Late last year Visa launched Tap to Phone, which transforms Android smartphones or tablets into contactless, or tap-to-pay, software-based point of sale (softPOS) terminals without additional hardware. Tap To Pay is now live in 15 countries, and Bowman announced it would be coming the U.S. sometime this year.
Visa, along with MasterCard, American Express and Discover, is partnering with MagicCube, which provides a TEE (trusted execution environment) security platform for POS mobile wallet transactions for any retailer of any size on nearly any device. Late last year the MagicCube launched i-Accept, a software-based replacement for traditional terminals, which allows acquiring banks and financial services providers to offer merchants contactless and PIN payment acceptance through Android devices. The change, said MagicCube CEO and co-founder Sam Shawki, “is very similar to Netflix shifting from DVD. I think it’s going to open the economy at a big way because today there’s probably 6 billion cards and only 16,000,000 acceptance devices.”
Contactless payment, of course, is merely the tail-end of physical transaction.

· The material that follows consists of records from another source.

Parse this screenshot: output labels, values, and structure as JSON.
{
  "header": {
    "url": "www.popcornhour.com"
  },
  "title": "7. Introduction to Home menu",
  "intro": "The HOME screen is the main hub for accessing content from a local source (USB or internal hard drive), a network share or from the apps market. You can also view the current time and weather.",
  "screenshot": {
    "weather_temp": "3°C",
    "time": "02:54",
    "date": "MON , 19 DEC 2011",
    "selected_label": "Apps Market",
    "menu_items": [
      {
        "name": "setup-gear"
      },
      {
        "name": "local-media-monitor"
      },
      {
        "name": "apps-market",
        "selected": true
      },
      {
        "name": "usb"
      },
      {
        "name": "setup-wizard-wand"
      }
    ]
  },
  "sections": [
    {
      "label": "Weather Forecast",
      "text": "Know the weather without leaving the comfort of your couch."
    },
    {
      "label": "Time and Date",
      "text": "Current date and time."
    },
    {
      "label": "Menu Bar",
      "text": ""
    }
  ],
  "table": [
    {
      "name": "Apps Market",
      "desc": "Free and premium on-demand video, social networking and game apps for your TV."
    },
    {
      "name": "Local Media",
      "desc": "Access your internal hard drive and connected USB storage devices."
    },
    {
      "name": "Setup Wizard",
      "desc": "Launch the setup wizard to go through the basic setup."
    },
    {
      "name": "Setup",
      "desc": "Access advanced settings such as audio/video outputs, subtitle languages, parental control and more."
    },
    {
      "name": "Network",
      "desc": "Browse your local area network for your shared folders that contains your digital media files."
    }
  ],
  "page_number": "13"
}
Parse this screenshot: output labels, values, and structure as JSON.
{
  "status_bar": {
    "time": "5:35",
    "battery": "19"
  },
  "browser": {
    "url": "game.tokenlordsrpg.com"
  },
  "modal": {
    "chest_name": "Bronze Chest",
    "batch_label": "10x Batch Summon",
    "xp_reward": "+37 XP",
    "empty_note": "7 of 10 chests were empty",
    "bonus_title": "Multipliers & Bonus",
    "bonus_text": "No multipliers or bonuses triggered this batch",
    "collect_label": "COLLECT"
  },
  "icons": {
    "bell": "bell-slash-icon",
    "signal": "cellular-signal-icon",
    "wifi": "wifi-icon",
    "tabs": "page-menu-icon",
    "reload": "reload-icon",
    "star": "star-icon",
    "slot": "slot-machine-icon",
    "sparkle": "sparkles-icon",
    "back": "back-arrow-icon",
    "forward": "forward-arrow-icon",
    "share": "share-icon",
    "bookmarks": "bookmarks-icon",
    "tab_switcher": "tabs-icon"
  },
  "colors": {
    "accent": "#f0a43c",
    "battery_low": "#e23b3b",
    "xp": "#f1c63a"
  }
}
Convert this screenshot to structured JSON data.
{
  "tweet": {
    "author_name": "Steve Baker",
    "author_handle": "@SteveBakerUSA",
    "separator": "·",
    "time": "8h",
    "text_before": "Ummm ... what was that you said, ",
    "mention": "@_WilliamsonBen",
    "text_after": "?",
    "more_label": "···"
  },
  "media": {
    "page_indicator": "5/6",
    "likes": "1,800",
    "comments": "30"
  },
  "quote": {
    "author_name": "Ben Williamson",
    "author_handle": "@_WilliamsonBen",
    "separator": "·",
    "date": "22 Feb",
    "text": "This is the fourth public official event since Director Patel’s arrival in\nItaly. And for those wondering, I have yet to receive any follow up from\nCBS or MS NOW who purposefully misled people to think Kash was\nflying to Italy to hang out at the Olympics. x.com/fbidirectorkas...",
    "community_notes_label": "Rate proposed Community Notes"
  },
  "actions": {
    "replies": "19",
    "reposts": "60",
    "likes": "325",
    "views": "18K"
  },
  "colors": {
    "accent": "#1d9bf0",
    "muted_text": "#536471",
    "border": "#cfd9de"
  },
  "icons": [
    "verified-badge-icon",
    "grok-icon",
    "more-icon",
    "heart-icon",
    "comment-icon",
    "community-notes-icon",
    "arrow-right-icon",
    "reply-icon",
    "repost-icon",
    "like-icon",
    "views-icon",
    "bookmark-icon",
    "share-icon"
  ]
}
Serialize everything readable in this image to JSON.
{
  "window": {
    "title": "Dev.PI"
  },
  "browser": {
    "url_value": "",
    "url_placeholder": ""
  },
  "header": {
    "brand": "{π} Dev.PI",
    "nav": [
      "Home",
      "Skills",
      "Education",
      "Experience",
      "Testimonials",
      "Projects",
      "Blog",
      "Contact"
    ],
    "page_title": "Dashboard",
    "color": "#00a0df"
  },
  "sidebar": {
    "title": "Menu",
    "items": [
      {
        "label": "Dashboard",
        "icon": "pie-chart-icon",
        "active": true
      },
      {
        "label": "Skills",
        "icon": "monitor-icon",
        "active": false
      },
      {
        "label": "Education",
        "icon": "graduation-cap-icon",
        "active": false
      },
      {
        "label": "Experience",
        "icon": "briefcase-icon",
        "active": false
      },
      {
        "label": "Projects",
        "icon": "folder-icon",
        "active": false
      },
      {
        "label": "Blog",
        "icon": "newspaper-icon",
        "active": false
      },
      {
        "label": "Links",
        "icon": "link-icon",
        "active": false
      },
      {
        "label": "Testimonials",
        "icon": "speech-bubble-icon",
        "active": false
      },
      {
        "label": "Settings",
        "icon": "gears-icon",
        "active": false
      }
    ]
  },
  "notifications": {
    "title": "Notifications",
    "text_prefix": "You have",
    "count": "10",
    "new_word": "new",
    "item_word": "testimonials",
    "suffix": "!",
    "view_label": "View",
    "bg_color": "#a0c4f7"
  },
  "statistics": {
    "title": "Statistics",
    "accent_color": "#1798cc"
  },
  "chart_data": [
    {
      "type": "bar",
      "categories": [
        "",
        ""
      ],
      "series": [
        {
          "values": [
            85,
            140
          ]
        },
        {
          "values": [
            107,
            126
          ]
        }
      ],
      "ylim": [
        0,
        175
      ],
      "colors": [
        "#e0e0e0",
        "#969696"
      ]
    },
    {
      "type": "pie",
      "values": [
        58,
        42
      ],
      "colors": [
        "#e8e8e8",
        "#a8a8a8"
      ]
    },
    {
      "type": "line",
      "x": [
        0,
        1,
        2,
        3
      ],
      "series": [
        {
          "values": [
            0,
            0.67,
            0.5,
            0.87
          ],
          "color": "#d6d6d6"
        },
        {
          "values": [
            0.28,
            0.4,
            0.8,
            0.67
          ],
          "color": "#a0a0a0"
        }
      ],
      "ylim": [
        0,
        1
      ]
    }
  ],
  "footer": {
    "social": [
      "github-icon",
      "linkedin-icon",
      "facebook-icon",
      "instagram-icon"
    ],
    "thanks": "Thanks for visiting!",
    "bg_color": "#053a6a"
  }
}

Standard Cognition is creating autonomous checkout for brick and mortar retailers via its AI-powered computer vision platform, which uses overhead cameras rather than shelf sensors that “allows people to walk in and grab something, and walk out and just be charged,” explained Standard Cognition COO Michael Suswal. Suswal demonstrated via a video from a Standard store at the University of Houston that he could run in and buy something in just 2.5 seconds.
Peter Peng, founder and CEO of Jetson AI insists voice is the most effective touchless shopping method. “We believe voice is more natural,” stresses Peng, who noted that voice shopping is expected to reach 40 billion dollars in the U.S. by 2022. “Voice is actually three times faster than any touch mobile interaction. People are more cognizant of screen time, so voice is definitely the new wave of where the next generation consumer is going to spend their time.”